Sein Buch verstehe sich aber keinesfalls als Argument gegen das Energiesparen, sondern vielmehr als Anreiz an die Konsumenten, die Herausforderungen des jetzt schon technisch Möglichen in sinnvoller Weise anzunehmen, so Groll. Für Leute, die ihr Geld weder verheizen noch vertanken wollen, gibt es am Ende jedes Kapitels Hinweise, was man als Konsument glauben kann und was nicht, wo sich Investitionen in private Energiespartechnologien rechnen und wie man abseits des Hypes rund um erneuerbare Energien intelligent grün sparen kann.
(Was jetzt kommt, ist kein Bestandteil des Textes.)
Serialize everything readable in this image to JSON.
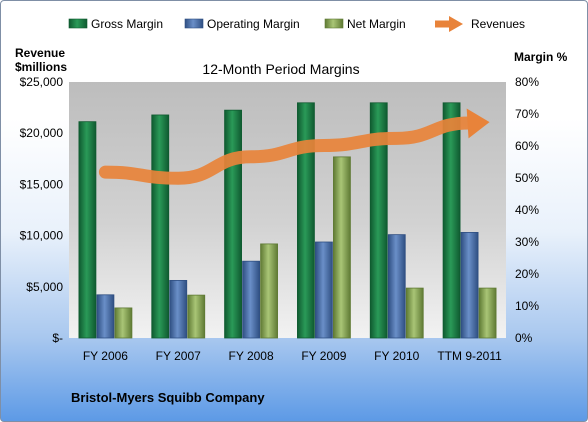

Trotz zahlreicher Möglichkeiten sei er aber dennoch wenig optimistisch, schließt Groll. Denn sowohl das Verhalten von Konsumenten als auch das von Politikern sei nicht gerade von hoher Änderungsbereitschaft geprägt. "Ich bin zum Pessimist geworden, das hätte ich eigentlich nicht gedacht. Aber solange die Preise nicht noch höher sind, wird sich da nix rühren." (Regina Bruckner, derStandard.at, 16.12.2011)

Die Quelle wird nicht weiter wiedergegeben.